Andronicus was lying in the shade of the tree. Satyrus hadn’t seen him. But he raised his head. ‘If this army breaks up, we want our girls out of reach of the bastards,’ the Gaul said.
‘Tell Nikephorus to be ready to form an orb,’ Diodorus said. Satyrus embraced him, and Crax, and Andronicus, and a dozen other men, and then saluted the hipparch.
‘Your father would be proud of you,’ Diodorus said. ‘You’re a king.’
Satyrus smiled at the compliment. ‘I feel useless,’ he said.
Then he rode down the line to Nikephoros, and told him to be ready to form an orb.
Melitta didn’t question the placement of her Sakje — they were on the left of the right-flank cavalry, and so they were pressed close between the Macedonian phalanx and the Getae nobles to their right. Her people would have been better off in the open plains to the far right, but Lysimachos hadn’t trusted them — or her — and had sent his Companions there, instead.

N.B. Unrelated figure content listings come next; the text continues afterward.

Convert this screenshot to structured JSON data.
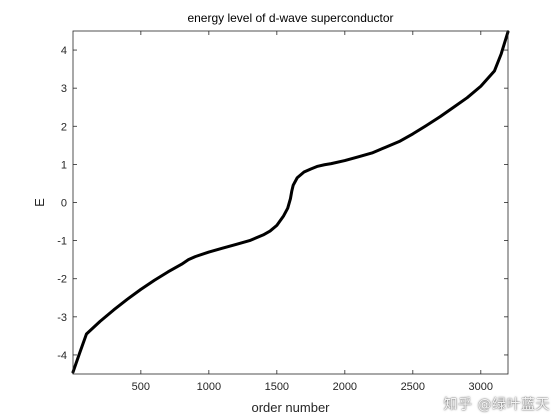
{
  "chart_data": {
    "type": "line",
    "title": "energy level of d-wave superconductor",
    "xlabel": "order number",
    "ylabel": "E",
    "xlim": [
      1,
      3200
    ],
    "ylim": [
      -4.5,
      4.5
    ],
    "xticks": [
      500,
      1000,
      1500,
      2000,
      2500,
      3000
    ],
    "yticks": [
      -4,
      -3,
      -2,
      -1,
      0,
      1,
      2,
      3,
      4
    ],
    "grid": false,
    "line_color": "#000000",
    "series": [
      {
        "x": [
          1,
          50,
          100,
          200,
          300,
          400,
          500,
          600,
          700,
          800,
          850,
          900,
          1000,
          1100,
          1200,
          1300,
          1400,
          1450,
          1500,
          1550,
          1580,
          1600,
          1610,
          1620,
          1650,
          1700,
          1750,
          1800,
          1850,
          1900,
          2000,
          2100,
          2200,
          2300,
          2400,
          2500,
          2600,
          2700,
          2800,
          2900,
          3000,
          3100,
          3150,
          3200
        ],
        "y": [
          -4.45,
          -3.95,
          -3.45,
          -3.12,
          -2.82,
          -2.54,
          -2.28,
          -2.04,
          -1.82,
          -1.62,
          -1.5,
          -1.42,
          -1.3,
          -1.2,
          -1.1,
          -1.0,
          -0.85,
          -0.75,
          -0.6,
          -0.35,
          -0.15,
          0.1,
          0.3,
          0.45,
          0.65,
          0.8,
          0.88,
          0.95,
          0.99,
          1.02,
          1.1,
          1.2,
          1.3,
          1.45,
          1.6,
          1.8,
          2.02,
          2.25,
          2.5,
          2.75,
          3.05,
          3.45,
          3.9,
          4.48
        ]
      }
    ]
  },
  "watermark": "知乎 @绿叶蓝天"
}
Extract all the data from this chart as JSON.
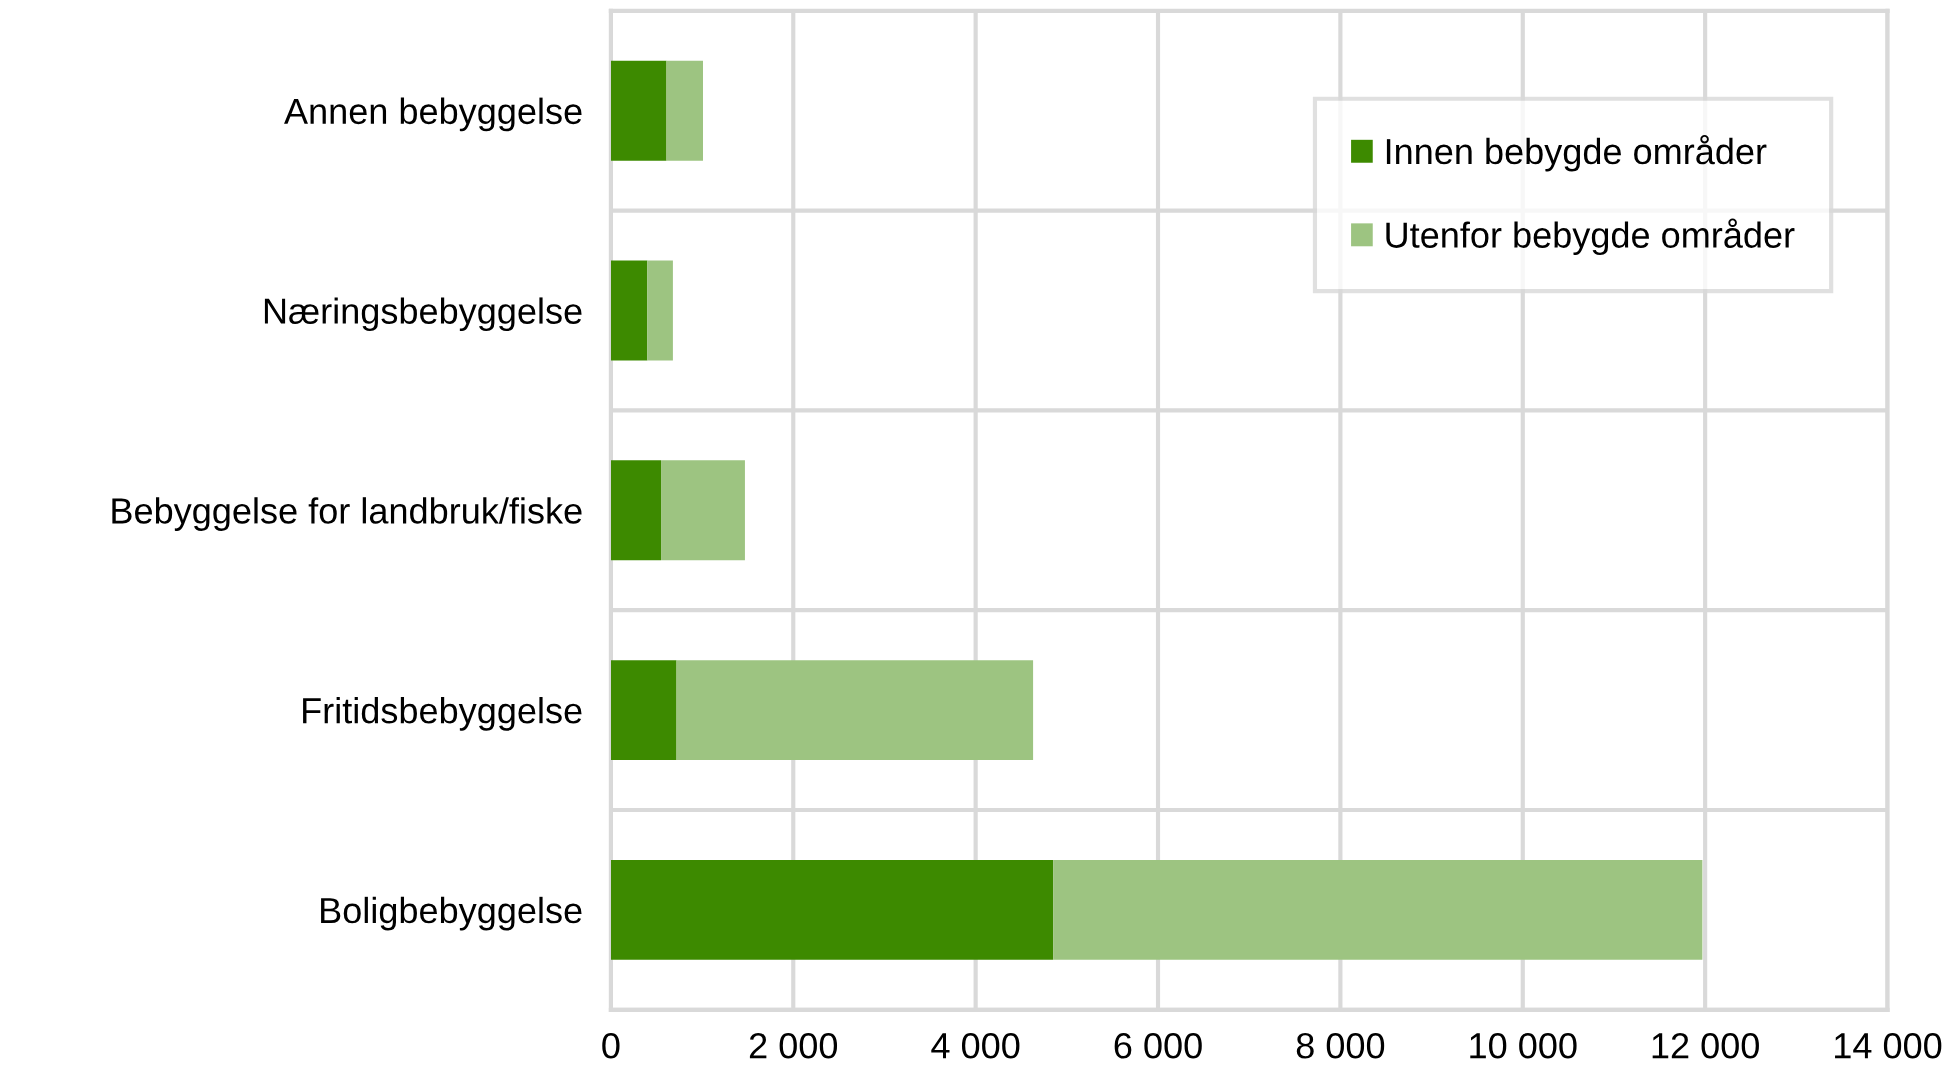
{
  "chart_data": {
    "type": "bar",
    "orientation": "horizontal",
    "stacked": true,
    "categories": [
      "Annen bebyggelse",
      "Næringsbebyggelse",
      "Bebyggelse for landbruk/fiske",
      "Fritidsbebyggelse",
      "Boligbebyggelse"
    ],
    "series": [
      {
        "name": "Innen bebygde områder",
        "color": "#3d8a00",
        "values": [
          610,
          400,
          550,
          720,
          4850
        ]
      },
      {
        "name": "Utenfor bebygde områder",
        "color": "#9dc481",
        "values": [
          400,
          280,
          920,
          3910,
          7120
        ]
      }
    ],
    "xlim": [
      0,
      14000
    ],
    "xticks": [
      0,
      {
        "value": 2000,
        "label": "2 000"
      },
      {
        "value": 4000,
        "label": "4 000"
      },
      {
        "value": 6000,
        "label": "6 000"
      },
      {
        "value": 8000,
        "label": "8 000"
      },
      {
        "value": 10000,
        "label": "10 000"
      },
      {
        "value": 12000,
        "label": "12 000"
      },
      {
        "value": 14000,
        "label": "14 000"
      }
    ],
    "grid": true,
    "legend": "top right"
  }
}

The enemy had sent crack troops into their own left — Melitta watched files of pikemen come up and countermarch to reform their line, a complex manoeuvre carried out with contemptuous efficiency. She munched an apple quietly, gave the core to her horse, and nodded to herself.
Her knights were in full armour — a wedge of gold at her back. They were standing dismounted, and behind them stood another block of horses with a handful of warriors holding their heads. No Sakje noble went into battle without a remount ready to hand. Her skirmishers were to their rear. They could accomplish nothing in a head-on fight. So she kept them where they would live. And as her men — and women — had the best armour of all the cavalry on the right, it was possible that their placement was the best, after all. But she longed for open ground and room to manoeuvre.
And she felt, rather than saw, something wrong with the enemy dispositions. There was too much movement — that was the best she could describe it. She wished she had her brother to talk to — he had a much more intellectual approach to war than she did. Or Coenus.
Scopasis stood behind her, talking to his horse, with Thyrsis on his right. She considered speaking to them about what she saw, but they were too busy preparing themselves to fight — to kill. To rival each other.